Lastly, write a `static` helper class to enable you to perform `Term`-based operations on whatever types you want to work with (probably just `int` for starters):

``````public static class TermHelper
{
public static Term Times(this int number, Term multiplier)
{
return ((Term)number).Times(multiplier);
}

public static Term DividedBy(this int number, Term divisor)
{
return ((Term)number).DividedBy(divisor);
}
}
``````

What would all of this buy you? Practically nothing!
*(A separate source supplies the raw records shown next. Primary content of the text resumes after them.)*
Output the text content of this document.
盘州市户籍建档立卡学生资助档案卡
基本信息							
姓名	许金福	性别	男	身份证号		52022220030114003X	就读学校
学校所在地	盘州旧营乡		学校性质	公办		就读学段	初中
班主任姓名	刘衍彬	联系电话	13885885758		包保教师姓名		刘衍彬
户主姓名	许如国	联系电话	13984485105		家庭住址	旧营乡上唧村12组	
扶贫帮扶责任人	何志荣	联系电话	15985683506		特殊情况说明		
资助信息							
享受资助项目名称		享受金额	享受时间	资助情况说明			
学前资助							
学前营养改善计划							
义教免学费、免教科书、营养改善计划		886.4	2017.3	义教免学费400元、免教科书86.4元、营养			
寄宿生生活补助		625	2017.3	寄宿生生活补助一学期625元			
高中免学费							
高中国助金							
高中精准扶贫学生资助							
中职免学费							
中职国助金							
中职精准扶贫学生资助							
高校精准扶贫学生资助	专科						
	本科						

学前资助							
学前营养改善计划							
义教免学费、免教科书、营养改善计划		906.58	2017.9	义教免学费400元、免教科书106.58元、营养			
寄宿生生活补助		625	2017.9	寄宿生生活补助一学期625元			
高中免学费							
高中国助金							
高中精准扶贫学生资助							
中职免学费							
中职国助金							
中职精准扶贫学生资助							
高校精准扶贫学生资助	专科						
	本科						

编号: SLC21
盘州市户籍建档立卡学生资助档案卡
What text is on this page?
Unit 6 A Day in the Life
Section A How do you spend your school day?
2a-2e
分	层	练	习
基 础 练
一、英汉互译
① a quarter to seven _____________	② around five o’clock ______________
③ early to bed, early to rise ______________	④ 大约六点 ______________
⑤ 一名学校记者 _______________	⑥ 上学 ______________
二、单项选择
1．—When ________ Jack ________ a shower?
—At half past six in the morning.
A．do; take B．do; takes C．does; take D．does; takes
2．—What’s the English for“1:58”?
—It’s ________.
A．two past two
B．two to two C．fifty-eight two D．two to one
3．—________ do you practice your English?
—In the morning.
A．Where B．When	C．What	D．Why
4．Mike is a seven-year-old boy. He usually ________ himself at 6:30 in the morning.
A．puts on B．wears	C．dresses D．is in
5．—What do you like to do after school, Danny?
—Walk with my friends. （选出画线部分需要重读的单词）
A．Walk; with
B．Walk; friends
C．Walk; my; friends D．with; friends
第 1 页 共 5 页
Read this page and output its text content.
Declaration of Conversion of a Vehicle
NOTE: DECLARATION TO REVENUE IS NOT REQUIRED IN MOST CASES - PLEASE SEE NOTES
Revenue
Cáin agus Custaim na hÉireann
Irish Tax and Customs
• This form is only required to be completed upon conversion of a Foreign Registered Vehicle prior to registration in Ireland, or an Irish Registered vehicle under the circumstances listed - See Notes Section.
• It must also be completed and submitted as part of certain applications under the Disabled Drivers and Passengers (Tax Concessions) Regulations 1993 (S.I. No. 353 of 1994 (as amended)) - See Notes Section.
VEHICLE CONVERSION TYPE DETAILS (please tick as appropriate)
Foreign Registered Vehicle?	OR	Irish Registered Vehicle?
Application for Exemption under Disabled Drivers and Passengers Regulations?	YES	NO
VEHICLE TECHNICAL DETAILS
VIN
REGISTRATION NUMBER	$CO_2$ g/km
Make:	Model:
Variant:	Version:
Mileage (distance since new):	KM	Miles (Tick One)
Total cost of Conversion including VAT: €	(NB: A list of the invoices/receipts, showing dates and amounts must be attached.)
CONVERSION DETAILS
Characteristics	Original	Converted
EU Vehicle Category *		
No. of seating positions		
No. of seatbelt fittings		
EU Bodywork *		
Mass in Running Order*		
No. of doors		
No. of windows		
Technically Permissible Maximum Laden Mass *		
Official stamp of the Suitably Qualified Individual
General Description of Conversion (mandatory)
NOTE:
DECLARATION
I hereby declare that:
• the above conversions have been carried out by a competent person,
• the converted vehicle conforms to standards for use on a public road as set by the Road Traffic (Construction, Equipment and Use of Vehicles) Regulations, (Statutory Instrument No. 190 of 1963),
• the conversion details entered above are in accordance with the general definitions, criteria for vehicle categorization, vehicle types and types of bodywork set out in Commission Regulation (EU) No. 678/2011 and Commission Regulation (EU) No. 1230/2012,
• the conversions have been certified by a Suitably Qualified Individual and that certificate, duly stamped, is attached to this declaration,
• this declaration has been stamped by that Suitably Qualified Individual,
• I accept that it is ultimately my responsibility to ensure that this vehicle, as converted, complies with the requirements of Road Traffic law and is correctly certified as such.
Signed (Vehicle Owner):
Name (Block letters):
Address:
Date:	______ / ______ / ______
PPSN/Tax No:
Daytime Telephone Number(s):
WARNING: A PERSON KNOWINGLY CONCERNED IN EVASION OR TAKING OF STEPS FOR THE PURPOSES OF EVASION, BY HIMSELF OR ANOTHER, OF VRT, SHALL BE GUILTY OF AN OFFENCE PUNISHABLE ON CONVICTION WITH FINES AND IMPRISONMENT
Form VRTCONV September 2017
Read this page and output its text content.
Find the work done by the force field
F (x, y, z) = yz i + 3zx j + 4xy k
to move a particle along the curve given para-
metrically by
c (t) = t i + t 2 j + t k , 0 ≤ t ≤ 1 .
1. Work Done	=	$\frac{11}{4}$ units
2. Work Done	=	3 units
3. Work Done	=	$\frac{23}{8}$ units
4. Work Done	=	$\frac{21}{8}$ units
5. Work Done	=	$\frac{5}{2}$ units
But it would clean up your expressions, hiding away all those unsightly explicit casts, making your code significantly more attractive and considerably more impossible to debug. (Once again, this is not an endorsement, just a crazy-ass idea.)

``````int d = (int)(a * (b / (double)c)); // Output: 2
``````

You'd have this:

``````int d = a.Times(b.DividedBy(c)); // Output: 2
``````

# Is it worth it?

Well, if having to write casting operations were the worst thing in the world, like, even worse than relying on code that's too clever for its own good, then maybe a solution like this would be worth pursuing.

Since the above is clearly not true... the answer is a pretty emphatic NO. But I just thought I'd share this idea anyway, to show that such a thing is (maybe) possible.

Multiply b times 100. Then divide by 100 at the end.

In this case, I would suggest Using `double` instead, because you don't need 'exact' precision.

However, if you really feel you want to do it all without floating-point operation, I would suggest creating some kind of fraction class, which is far more complex and less efficient but you can keep track of all dividend and divisor and then calculate it all at once.